Publié le 13 Septembre 2009

Mireille (Gounod)
Répétition générale du 12 septembre 2009 et
Actes IV/V du 14 septembre au Palais Garnier
Version originale de 1864 (Théâtre Lyrique)

Direction musicale Marc Minkowski

Mise en scène Nicolas Joel

Mireille Inva Mula
Vincent Charles Castronovo
Ourrias Franck Ferrari
Maître Ramon Alain Verhnes
Taven Sylvie Brunet
Andreloun Sébastien Droy
Maître Ambroise Nicolas Cavallier
Clémence Amel Brahim-Djelloul
Vincenette Anne-Catherine Gillet
Le Passeur Ugo Rabec
Une Voix d’en-haut Sophie Claisse

                                                              Sylvie Brunet (Taven) et Charles Castronovo (Vincent)

Par une surprenante coïncidence, la dernière saison de Gerard Mortier avait débuté à l’Opéra Garnier avec Eugène Onéguine. Nicolas Joel se rend-il compte de l’originale réponse que représente Mireille pour l’ouverture de sa première saison?

Quel rapport direz vous ?  A l’écoute, se produit à plusieurs reprises le sentiment d’une atmosphère intime déjà entendue. « Et moi, si par hasard, quelque jeune garçon… » (acte 1, scène 3), « Trahir Vincent, vraiment ce serait être folle! » (acte 2, scène 5), « Frappez… et que Dieu vous pardonne! » (acte 2 scène 10), « Heureux petit berger » (acte 4, scène 6), ces quelques airs font ressurgir les sincères pensées de Tatiana, emportées dans fin tissu musical ondoyant (scène de la lettre).

Renseignement pris, Tchaïkovski avait entendu Mireille, ce qui laisse peu de doute sur l’inspiration qu’il a pu y puiser, ne serait ce que par le thème de la campagne.

Amel Brahim-Djelloul (Clémence) et Inva Mula (Mireille)

Amel Brahim-Djelloul (Clémence) et Inva Mula (Mireille)

Car l’intérêt de cet opéra peu connu de Charles Gounod réside bien plus dans la musique que dans l’histoire. La foi de Mireille y est exagérément mise en avant, au point d'affaiblir la crédibilité et la force de ses sentiment amoureux.

Malgré cinq actes, 2 heures quarante de musique, et un livret peu touchant, l’oreille a de réels motifs d’être en permanence captivée, que ce soit par les ornements du hautbois, les voix surnaturelles, les airs de personnages qui ne sont que de passage, bref une vie incessante, où ne manquent que quelques duetti.

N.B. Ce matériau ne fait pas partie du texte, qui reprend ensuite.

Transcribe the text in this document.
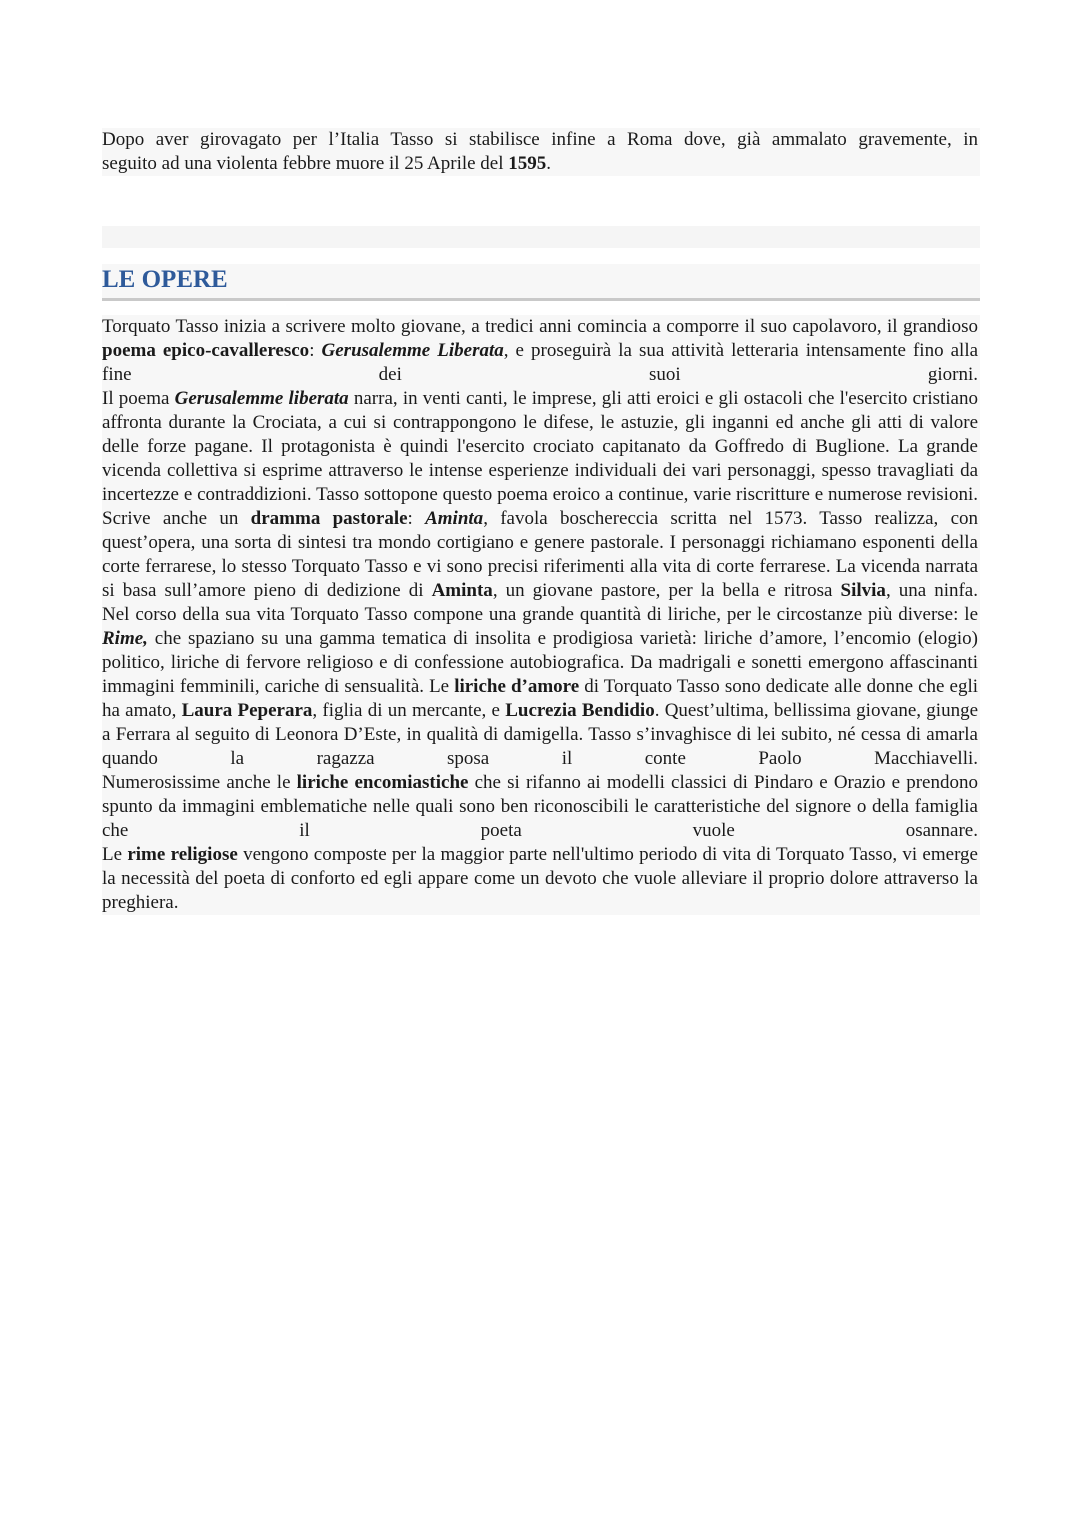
Dopo aver girovagato per l’Italia Tasso si stabilisce infine a Roma dove, già ammalato gravemente, in
seguito ad una violenta febbre muore il 25 Aprile del 1595.

LE OPERE

Torquato Tasso inizia a scrivere molto giovane, a tredici anni comincia a comporre il suo capolavoro, il grandioso poema epico-cavalleresco: Gerusalemme Liberata, e proseguirà la sua attività letteraria intensamente fino alla fine dei suoi giorni.

Il poema Gerusalemme liberata narra, in venti canti, le imprese, gli atti eroici e gli ostacoli che l'esercito cristiano affronta durante la Crociata, a cui si contrappongono le difese, le astuzie, gli inganni ed anche gli atti di valore delle forze pagane. Il protagonista è quindi l'esercito crociato capitanato da Goffredo di Buglione. La grande vicenda collettiva si esprime attraverso le intense esperienze individuali dei vari personaggi, spesso travagliati da incertezze e contraddizioni. Tasso sottopone questo poema eroico a continue, varie riscritture e numerose revisioni.

Scrive anche un dramma pastorale: Aminta, favola boschereccia scritta nel 1573. Tasso realizza, con quest’opera, una sorta di sintesi tra mondo cortigiano e genere pastorale. I personaggi richiamano esponenti della corte ferrarese, lo stesso Torquato Tasso e vi sono precisi riferimenti alla vita di corte ferrarese. La vicenda narrata si basa sull’amore pieno di dedizione di Aminta, un giovane pastore, per la bella e ritrosa Silvia, una ninfa.

Nel corso della sua vita Torquato Tasso compone una grande quantità di liriche, per le circostanze più diverse: le Rime, che spaziano su una gamma tematica di insolita e prodigiosa varietà: liriche d’amore, l’encomio (elogio) politico, liriche di fervore religioso e di confessione autobiografica. Da madrigali e sonetti emergono affascinanti immagini femminili, cariche di sensualità. Le liriche d’amore di Torquato Tasso sono dedicate alle donne che egli ha amato, Laura Peperara, figlia di un mercante, e Lucrezia Bendidio. Quest’ultima, bellissima giovane, giunge a Ferrara al seguito di Leonora D’Este, in qualità di damigella. Tasso s’invaghisce di lei subito, né cessa di amarla quando la ragazza sposa il conte Paolo Macchiavelli.

Numerosissime anche le liriche encomiastiche che si rifanno ai modelli classici di Pindaro e Orazio e prendono spunto da immagini emblematiche nelle quali sono ben riconoscibili le caratteristiche del signore o della famiglia che il poeta vuole osannare.

Le rime religiose vengono composte per la maggior parte nell'ultimo periodo di vita di Torquato Tasso, vi emerge la necessità del poeta di conforto ed egli appare come un devoto che vuole alleviare il proprio dolore attraverso la preghiera.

Avec Marc Minkowski les partitions reprennent toujours un influx nerveux rajeunissant, une dynamique stimulante, qui donnent lieu à quelques excès lorsqu’il s’agit d’impressionner.
Quelquefois, le rythme s’accélère même, ce qui demande aux chanteurs un effort certain pour tenir la cadence.

Mais le résultat est là : le spectateur ne décroche pas, éveillé par un son chaleureux, à l’image du climat convivial et exigeant entretenu par le chef.

Le chant est la valeur que souhaite défendre le nouveau directeur de l’Opéra de Paris. Avec toutes les précautions d'usage à propos d'un répétition générale, on peut prévoir que les représentations de Mireille vont soulever quelques discussions.

Alain Verhnes en impose sans problème, et Sylvie Brunet surprend par la qualité de son interprétation, beaucoup de filets de voix très aériens, caressants, sont comme des mots d’amour à Mireille. Taven, plus une mère qu’une sorcière.

Brève apparition, mais idéale en Vincenette, Anne Catherine Gillet est un enchantement de fraîcheur (phrasé impeccable en plus).

Cependant, le personnage principal n’est pas à la portée de toutes les chanteuses. La créatrice du rôle, Caroline-Marie Miolan Carvalho, était elle même effrayée par la scène de Crau, exigeant de solides ressources dramatiques.
                                  Alain Verhnes (Maître Ramon)

Inva Mula se donne pourtant totalement dans ce rôle avec un cœur et un courage visibles. Elle a pour elle une bonne expérience de l’Opéra français, une puissance vocale, et du charme.

Reste que ce soir lui font défaut rondeur et aération vocales.
Les aigus sont souvent étouffés, les pianis confidentiels, le sens mélodique se perd un peu. Mireille reste trop pâle, trop sentimentale jusqu’au bout.

Charles Castronovo, beau timbre sombre, semble également rester en retrait, plus terne qu'à son habitude, Franck Ferrari, comme très souvent dans les rôles noirs, privilégie les expressions violentes et brutes, Amel Brahim-Djelloul paraît bien discrète même à Garnier, et le passeur d’Ugo Rabec ne fait trembler personne.

Mireille (Gounod) au Palais Garnier - msc Nicolas Joel

Mais qu’aurions nous aimé entendre la voix d’en haut de Sophie Claisse pour incarner le jeune berger, car en confiant ce rôle ci à un ténor (Sébastien Droy), l’angélisme de l’enfant disparaît tout simplement, nous valant la plus grande frustration de la soirée.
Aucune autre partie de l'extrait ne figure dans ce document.